“Vidas trocadas: memórias de médicas” tem o SUS como cenário

Compartilho o ponto final de mais um romance que escrevi e seguiu para o prelo. É o “Vidas Trocadas: Memórias de Médicas…”, que tem a construção do Sistema Único de Saúde (SUS) como cenário e as pelejas de duas “médicas de aldeia”, a avó e a neta, durante quase um século fazendo medicina nas brenhas, saga iniciada quando a saúde ainda não era direito de todos nem dever do Estado, como diz a protagonista drª. Dália: “Nunca foi fácil fazer chegar medicina aos pobres”.

Por Fátima Oliveira enviado para o Portal Geledés

Não fizeram só medicina. Participaram da luta pela construção da saúde pública no país. Amaram. Sofreram. Constituíram família. São mulheres libertárias e hedonistas que se pautam na vida pessoal pelo que disse Alfred Kinsey (1894-1956): “Ninfomaníaco é alguém que faz mais sexo do que você”.

A drª. Dália se formou em 1945 na Faculdade Nacional de Medicina, hoje Faculdade de Medicina da Universidade Federal do Rio de Janeiro. Foi contemporânea de três figuras de destaque na medicina e na política maranhenses: Antônio Jorge Dino (1913-1976) e José Duailibi Murad (1920-2011), formados em 1940; e Maria José Camargo Aragão, a célebre Maria Aragão (1910-1991), que passou no vestibular em 1935, mas só concluiu o curso em 1942! Então, no romance são quatro vidas que se cruzam, porém cada uma optou por exercer a medicina e fazer política de modos distintos!

A drª. Dália diz: “Todo o meu fazer médico, tudo o que fiz até hoje aqui, é política! Sempre fiz política. Votava em quem achava menos pior! Desde que aqui cheguei não houve um candidato a governador, a senador, a deputado e a prefeito que não fez uma visitinha à drª. Dália!”. Nunca declarou seu voto. Na eleição de Sarney a governador, 1965, anulou o voto!

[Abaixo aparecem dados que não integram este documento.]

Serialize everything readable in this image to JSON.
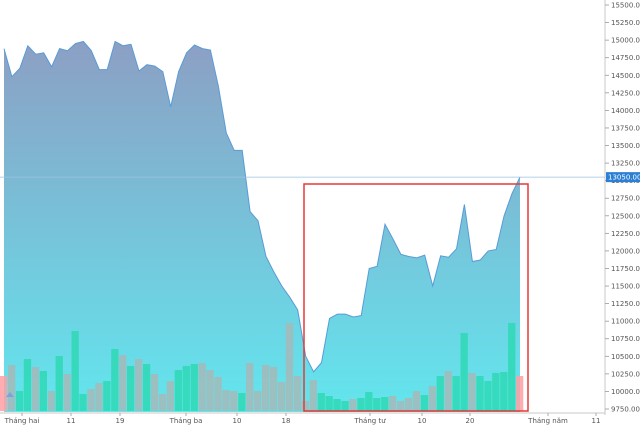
{
  "chart_data": {
    "type": "area",
    "title": "",
    "xlabel": "",
    "ylabel": "",
    "ylim": [
      9750,
      15500
    ],
    "y_ticks": [
      9750,
      10000,
      10250,
      10500,
      10750,
      11000,
      11250,
      11500,
      11750,
      12000,
      12250,
      12500,
      12750,
      13000,
      13250,
      13500,
      13750,
      14000,
      14250,
      14500,
      14750,
      15000,
      15250,
      15500
    ],
    "x_tick_labels": [
      "Tháng hai",
      "11",
      "19",
      "Tháng ba",
      "10",
      "18",
      "Tháng tư",
      "10",
      "20",
      "Tháng năm",
      "11"
    ],
    "current_price": {
      "label": "13050.00",
      "value": 13050,
      "color": "#2b7fd4"
    },
    "series": [
      {
        "kind": "price-area",
        "values": [
          14880,
          14480,
          14600,
          14920,
          14800,
          14820,
          14620,
          14880,
          14850,
          14950,
          14980,
          14850,
          14580,
          14580,
          14980,
          14920,
          14940,
          14560,
          14650,
          14630,
          14550,
          14050,
          14550,
          14820,
          14930,
          14880,
          14860,
          14350,
          13680,
          13430,
          13430,
          12560,
          12430,
          11920,
          11700,
          11500,
          11340,
          11160,
          10500,
          10280,
          10410,
          11040,
          11100,
          11100,
          11060,
          11080,
          11750,
          11780,
          12380,
          12170,
          11950,
          11920,
          11900,
          11940,
          11500,
          11930,
          11910,
          12030,
          12660,
          11850,
          11870,
          12000,
          12020,
          12500,
          12820,
          13050
        ],
        "color_top": "#8c9fc4",
        "color_bottom": "#62e6ee",
        "line_color": "#5a9bd5"
      },
      {
        "kind": "volume",
        "values": [
          0.35,
          0.46,
          0.2,
          0.52,
          0.44,
          0.4,
          0.2,
          0.55,
          0.37,
          0.8,
          0.17,
          0.22,
          0.28,
          0.3,
          0.62,
          0.56,
          0.45,
          0.52,
          0.47,
          0.37,
          0.17,
          0.3,
          0.41,
          0.45,
          0.47,
          0.48,
          0.41,
          0.34,
          0.21,
          0.2,
          0.18,
          0.48,
          0.2,
          0.46,
          0.44,
          0.29,
          0.88,
          0.35,
          0.1,
          0.31,
          0.18,
          0.15,
          0.12,
          0.1,
          0.12,
          0.13,
          0.19,
          0.13,
          0.14,
          0.15,
          0.1,
          0.13,
          0.2,
          0.16,
          0.25,
          0.35,
          0.4,
          0.35,
          0.78,
          0.38,
          0.35,
          0.3,
          0.38,
          0.39,
          0.88,
          0.35
        ],
        "color_up": "#2ed8b4",
        "color_down": "#a6b8b8",
        "color_edge": "#ff9fa3"
      }
    ],
    "highlight_box": {
      "color": "#e53935"
    }
  }
}
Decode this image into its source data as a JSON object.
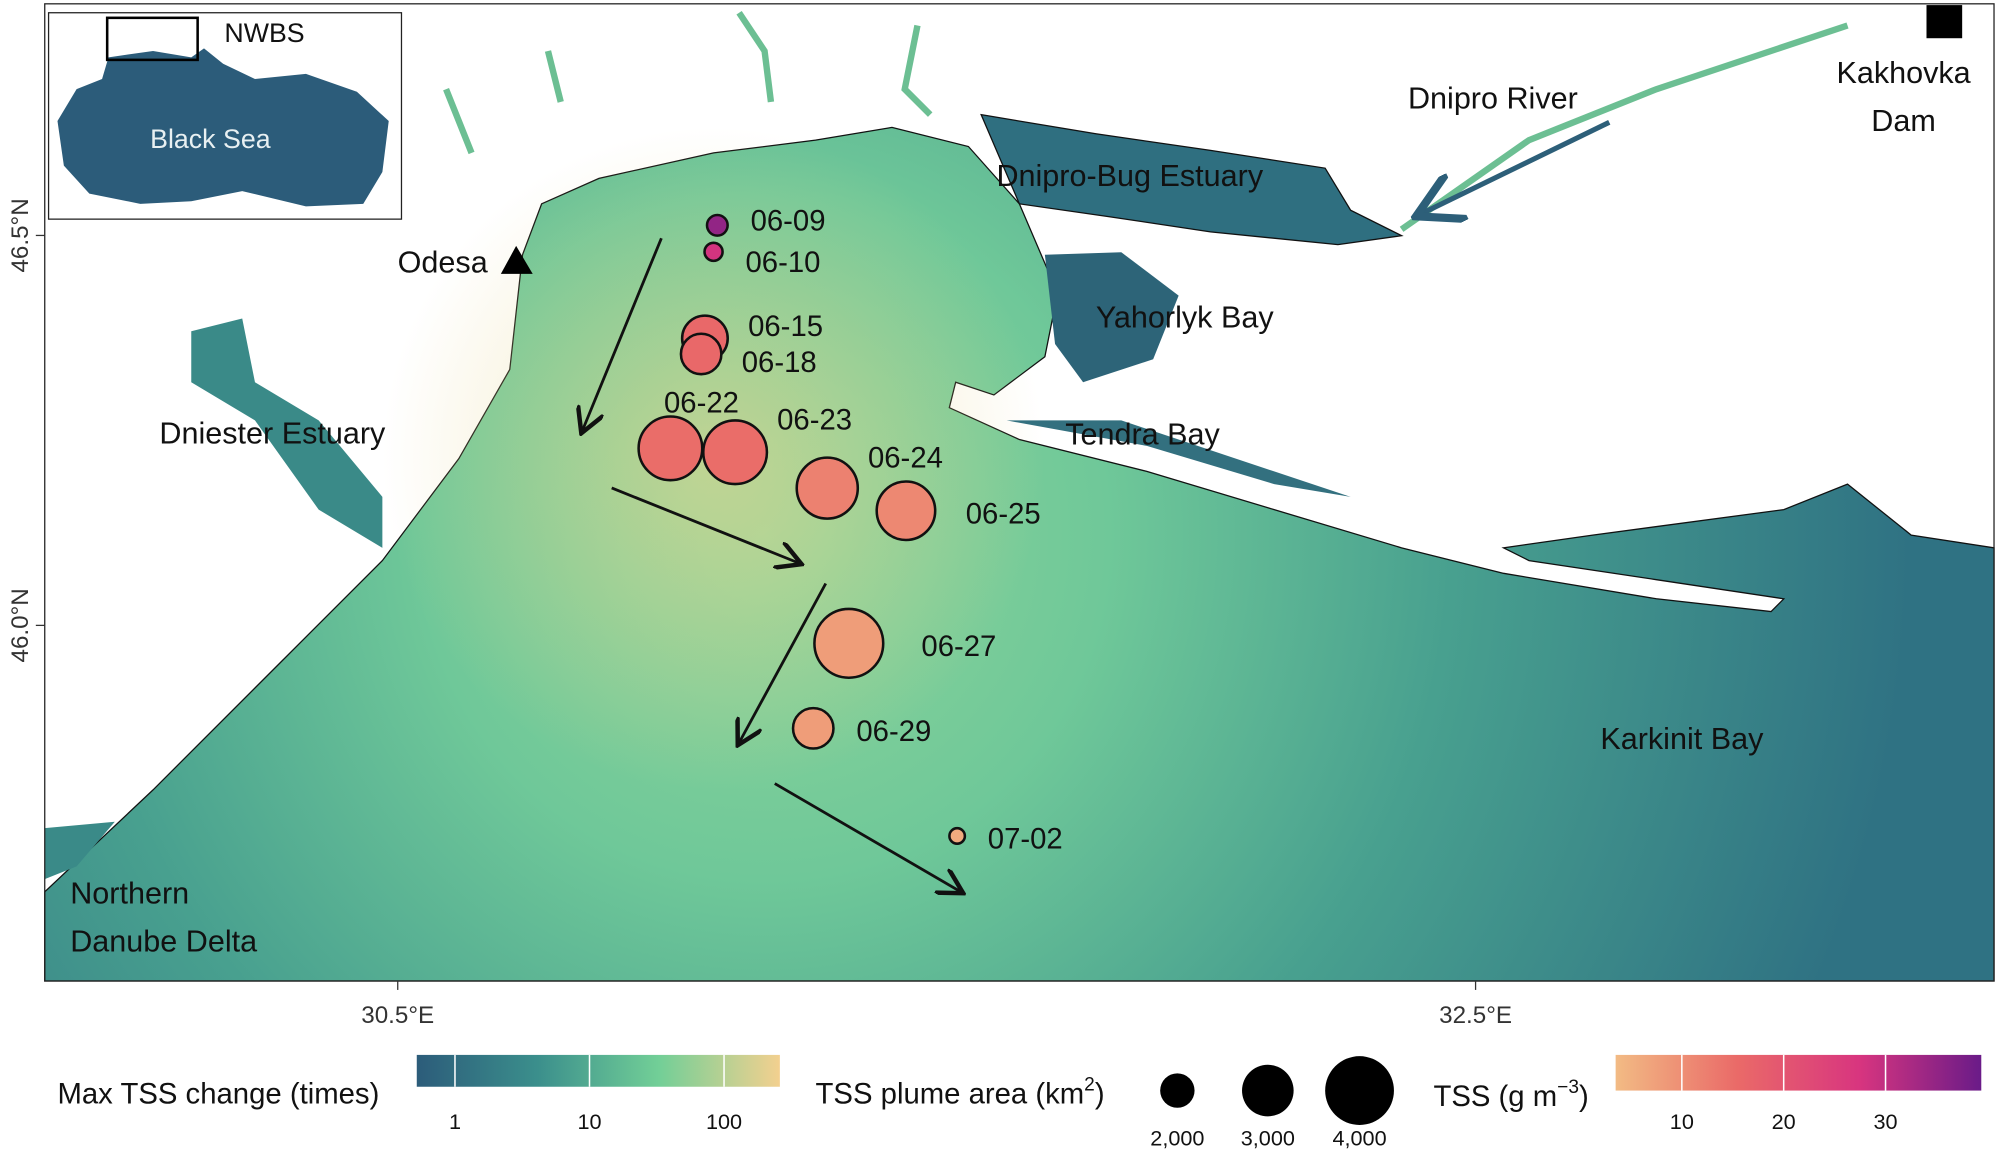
{
  "map": {
    "xlim": [
      29.845,
      33.462
    ],
    "ylim": [
      45.544,
      46.797
    ],
    "xticks": [
      {
        "value": 30.5,
        "label": "30.5°E"
      },
      {
        "value": 32.5,
        "label": "32.5°E"
      }
    ],
    "yticks": [
      {
        "value": 46.0,
        "label": "46.0°N"
      },
      {
        "value": 46.5,
        "label": "46.5°N"
      }
    ],
    "places": [
      {
        "label": "Odesa"
      },
      {
        "label": "Dniester Estuary"
      },
      {
        "lines": [
          "Northern",
          "Danube Delta"
        ]
      },
      {
        "label": "Dnipro-Bug Estuary"
      },
      {
        "label": "Yahorlyk Bay"
      },
      {
        "label": "Tendra Bay"
      },
      {
        "label": "Karkinit Bay"
      },
      {
        "label": "Dnipro River"
      },
      {
        "lines": [
          "Kakhovka",
          "Dam"
        ]
      }
    ],
    "inset": {
      "region": "NWBS",
      "sea": "Black Sea"
    },
    "plumes": [
      {
        "date": "06-09",
        "lon": 31.093,
        "lat": 46.513,
        "area": 1200,
        "tss": 35
      },
      {
        "date": "06-10",
        "lon": 31.086,
        "lat": 46.479,
        "area": 1050,
        "tss": 28
      },
      {
        "date": "06-15",
        "lon": 31.07,
        "lat": 46.368,
        "area": 2650,
        "tss": 16
      },
      {
        "date": "06-18",
        "lon": 31.063,
        "lat": 46.348,
        "area": 2350,
        "tss": 16
      },
      {
        "date": "06-22",
        "lon": 31.006,
        "lat": 46.227,
        "area": 3700,
        "tss": 15
      },
      {
        "date": "06-23",
        "lon": 31.126,
        "lat": 46.222,
        "area": 3700,
        "tss": 15
      },
      {
        "date": "06-24",
        "lon": 31.297,
        "lat": 46.176,
        "area": 3550,
        "tss": 12
      },
      {
        "date": "06-25",
        "lon": 31.443,
        "lat": 46.147,
        "area": 3400,
        "tss": 11
      },
      {
        "date": "06-27",
        "lon": 31.337,
        "lat": 45.977,
        "area": 4000,
        "tss": 8
      },
      {
        "date": "06-29",
        "lon": 31.271,
        "lat": 45.868,
        "area": 2350,
        "tss": 8
      },
      {
        "date": "07-02",
        "lon": 31.538,
        "lat": 45.73,
        "area": 900,
        "tss": 6
      }
    ]
  },
  "legends": {
    "change": {
      "title": "Max TSS change (times)",
      "log": true,
      "lim": [
        0.52,
        260
      ],
      "ticks": [
        1,
        10,
        100
      ],
      "colors": [
        "#2c5c7a",
        "#3b8f8c",
        "#72cf97",
        "#f3d08f"
      ]
    },
    "area": {
      "title": [
        "TSS plume area (km",
        "2",
        ")"
      ],
      "ticks": [
        {
          "value": 2000,
          "label": "2,000"
        },
        {
          "value": 3000,
          "label": "3,000"
        },
        {
          "value": 4000,
          "label": "4,000"
        }
      ]
    },
    "tss": {
      "title": [
        "TSS (g m",
        "−3",
        ")"
      ],
      "lim": [
        3.5,
        39.4
      ],
      "ticks": [
        10,
        20,
        30
      ],
      "colors": [
        "#f2bb84",
        "#ea6a68",
        "#d8357f",
        "#6a1b88"
      ]
    }
  }
}
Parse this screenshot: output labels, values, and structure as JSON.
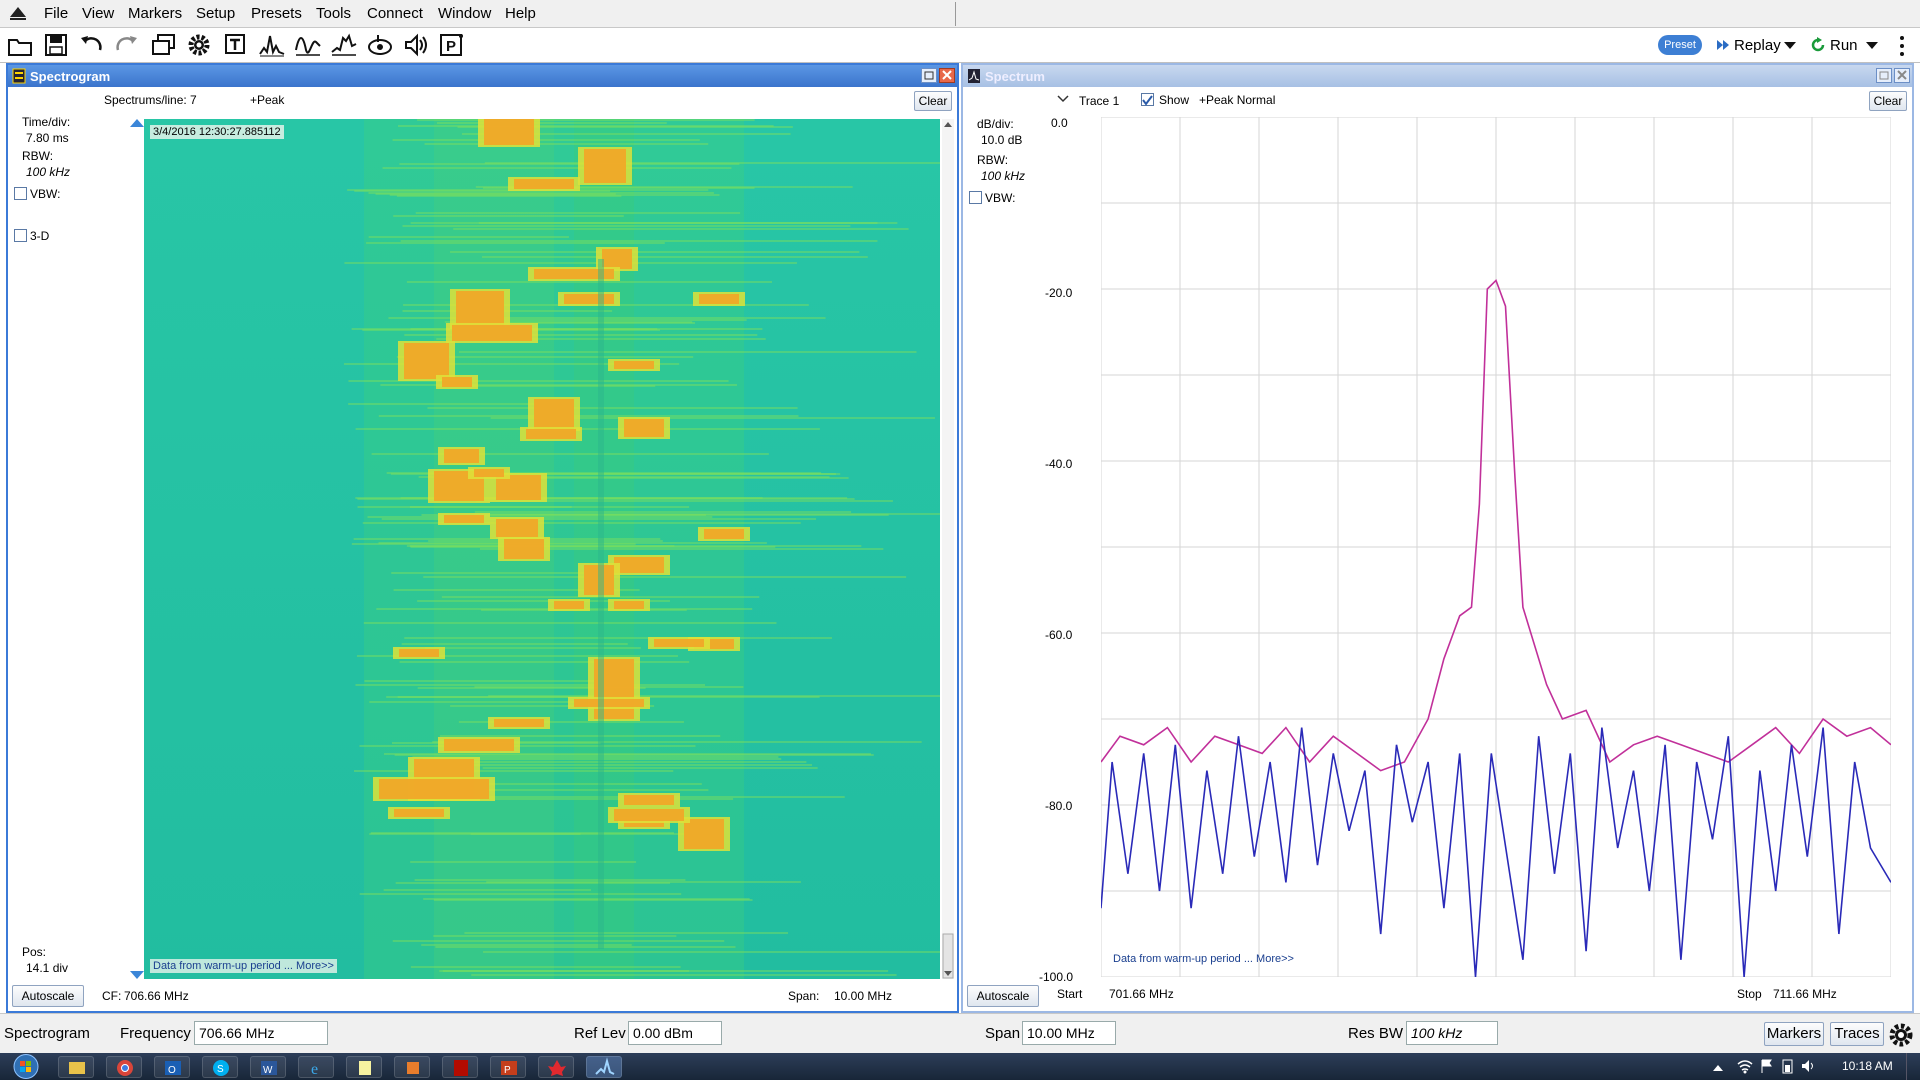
{
  "menu": {
    "items": [
      "File",
      "View",
      "Markers",
      "Setup",
      "Presets",
      "Tools",
      "Connect",
      "Window",
      "Help"
    ]
  },
  "toolbar": {
    "icons": [
      "open-icon",
      "save-icon",
      "undo-icon",
      "redo-icon",
      "windows-icon",
      "settings-icon",
      "trigger-icon",
      "dpx-icon",
      "measure-icon",
      "spectrum-icon",
      "record-icon",
      "audio-icon",
      "preset-p-icon"
    ],
    "preset_label": "Preset",
    "replay_label": "Replay",
    "run_label": "Run"
  },
  "spectrogram": {
    "title": "Spectrogram",
    "spectrums_per_line": "Spectrums/line: 7",
    "detector": "+Peak",
    "clear_label": "Clear",
    "time_div_label": "Time/div:",
    "time_div_value": "7.80 ms",
    "rbw_label": "RBW:",
    "rbw_value": "100 kHz",
    "vbw_label": "VBW:",
    "three_d_label": "3-D",
    "timestamp": "3/4/2016 12:30:27.885112",
    "warmup_note": "Data from warm-up period ... More>>",
    "pos_label": "Pos:",
    "pos_value": "14.1 div",
    "autoscale_label": "Autoscale",
    "cf_label": "CF:",
    "cf_value": "706.66 MHz",
    "span_label": "Span:",
    "span_value": "10.00 MHz"
  },
  "spectrum": {
    "title": "Spectrum",
    "trace_label": "Trace 1",
    "show_label": "Show",
    "trace_mode": "+Peak Normal",
    "clear_label": "Clear",
    "db_div_label": "dB/div:",
    "db_div_value": "10.0 dB",
    "rbw_label": "RBW:",
    "rbw_value": "100 kHz",
    "vbw_label": "VBW:",
    "y_ticks": [
      "0.0",
      "-20.0",
      "-40.0",
      "-60.0",
      "-80.0",
      "-100.0"
    ],
    "warmup_note": "Data from warm-up period ... More>>",
    "autoscale_label": "Autoscale",
    "start_label": "Start",
    "start_value": "701.66 MHz",
    "stop_label": "Stop",
    "stop_value": "711.66 MHz",
    "accent_pink": "#c1309a",
    "accent_blue": "#2a2ab8"
  },
  "statusbar": {
    "mode": "Spectrogram",
    "frequency_label": "Frequency",
    "frequency_value": "706.66 MHz",
    "reflev_label": "Ref Lev",
    "reflev_value": "0.00 dBm",
    "span_label": "Span",
    "span_value": "10.00 MHz",
    "resbw_label": "Res BW",
    "resbw_value": "100 kHz",
    "markers_label": "Markers",
    "traces_label": "Traces"
  },
  "taskbar": {
    "clock": "10:18 AM",
    "apps": [
      "start-orb-icon",
      "explorer-icon",
      "chrome-icon",
      "outlook-icon",
      "skype-icon",
      "word-icon",
      "ie-icon",
      "notepad-icon",
      "paint-icon",
      "acrobat-icon",
      "powerpoint-icon",
      "maple-icon",
      "signalvu-icon"
    ]
  },
  "chart_data": {
    "type": "line",
    "ylim": [
      -100,
      0
    ],
    "xlim": [
      701.66,
      711.66
    ],
    "series": [
      {
        "values_x": [
          701.66,
          701.9,
          702.2,
          702.5,
          702.8,
          703.1,
          703.4,
          703.7,
          704.0,
          704.3,
          704.6,
          704.9,
          705.2,
          705.5,
          705.8,
          706.0,
          706.2,
          706.35,
          706.45,
          706.55,
          706.66,
          706.78,
          706.9,
          707.0,
          707.1,
          707.3,
          707.5,
          707.8,
          708.1,
          708.4,
          708.7,
          709.0,
          709.3,
          709.6,
          709.9,
          710.2,
          710.5,
          710.8,
          711.1,
          711.4,
          711.66
        ],
        "values": [
          -75,
          -72,
          -73,
          -71,
          -75,
          -72,
          -73,
          -74,
          -71,
          -75,
          -72,
          -74,
          -76,
          -75,
          -70,
          -63,
          -58,
          -57,
          -45,
          -20,
          -19,
          -22,
          -42,
          -57,
          -60,
          -66,
          -70,
          -69,
          -75,
          -73,
          -72,
          -73,
          -74,
          -75,
          -73,
          -71,
          -74,
          -70,
          -72,
          -71,
          -73
        ]
      },
      {
        "values_x": [
          701.66,
          701.8,
          702.0,
          702.2,
          702.4,
          702.6,
          702.8,
          703.0,
          703.2,
          703.4,
          703.6,
          703.8,
          704.0,
          704.2,
          704.4,
          704.6,
          704.8,
          705.0,
          705.2,
          705.4,
          705.6,
          705.8,
          706.0,
          706.2,
          706.4,
          706.6,
          706.8,
          707.0,
          707.2,
          707.4,
          707.6,
          707.8,
          708.0,
          708.2,
          708.4,
          708.6,
          708.8,
          709.0,
          709.2,
          709.4,
          709.6,
          709.8,
          710.0,
          710.2,
          710.4,
          710.6,
          710.8,
          711.0,
          711.2,
          711.4,
          711.66
        ],
        "values": [
          -92,
          -75,
          -88,
          -74,
          -90,
          -73,
          -92,
          -76,
          -88,
          -72,
          -86,
          -75,
          -89,
          -71,
          -87,
          -74,
          -83,
          -76,
          -95,
          -73,
          -82,
          -75,
          -92,
          -74,
          -100,
          -74,
          -86,
          -98,
          -72,
          -88,
          -74,
          -97,
          -71,
          -85,
          -76,
          -90,
          -73,
          -98,
          -75,
          -84,
          -72,
          -100,
          -76,
          -90,
          -73,
          -86,
          -71,
          -95,
          -75,
          -85,
          -89
        ]
      }
    ]
  }
}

Dália de Lourdes, a neta, médica gineco-obstetra, sobre a avó, a drª. Dália: “Era 1998. A drª. Dália, com 78 anos, formada em 1945, chegou a Santana do Riachão em 1948, aos 28 anos. Foi a primeira médica da cidade e da região, pau para toda obra, competência chegou ali e fez morada: atendia crianças, adultos, fazia parto, cesariana e cirurgias ginecológicas, principalmente as que ela chamava de ‘perereca suja’ (DIP, Doença Inflamatória Pélvica). Gineco-obstetra de formação. Meu avô, o dr. Celso, cirurgião geral e parteiro (aprendeu com minha avó!), chegou após a vovó. E partiu bem antes dela, morreu há muito tempo. (…).

“Foi médica de um posto de saúde até se aposentar, sem nunca ter faltado um dia. E dizia: ‘Sou médica da prefeitura 20 horas semanais, que cumpro religiosamente’. Do hospital recebia pelas consultas, internações, partos e cirurgias de ‘pererecas sujas’ que fazia; e um pró-labore como diretora, 5% mensais do lucro”.

1998: “O Samaritano é hospital privado de médio porte que também se sustenta de convênios médicos. Dos seus 80 leitos, metade conveniada com o Sistema Único de Saúde (SUS). Tendo 40 pacientes internados pelo SUS, encerrou. Não há mais vagas.

“Em tese, como ela diz, porque o Samaritano não deixa ninguém morrer em sua porta por falta de dinheiro! A ordem é colocar pra dentro. Partos são emergências e são sempre atendidos. Receber pelo serviço prestado é uma encrenca, a depender do prefeito de plantão. Acabam pagando, como diz vovó: ‘Prefeito aqui é quem me deve favor; eu não devo nada a prefeito; e nem tenho obrigação de sustentá-lo!

“Perguntei à vovó se o hospital poderia deixar de atender SUS. Disse-me que sim, mas ela tem compromisso com o povo da cidade que lhe deu tudo o que tem na vida. Então, é não! Que o Samaritano sempre vai atender SUS porque ela não vai deixar seu povo ao deus-dará!”.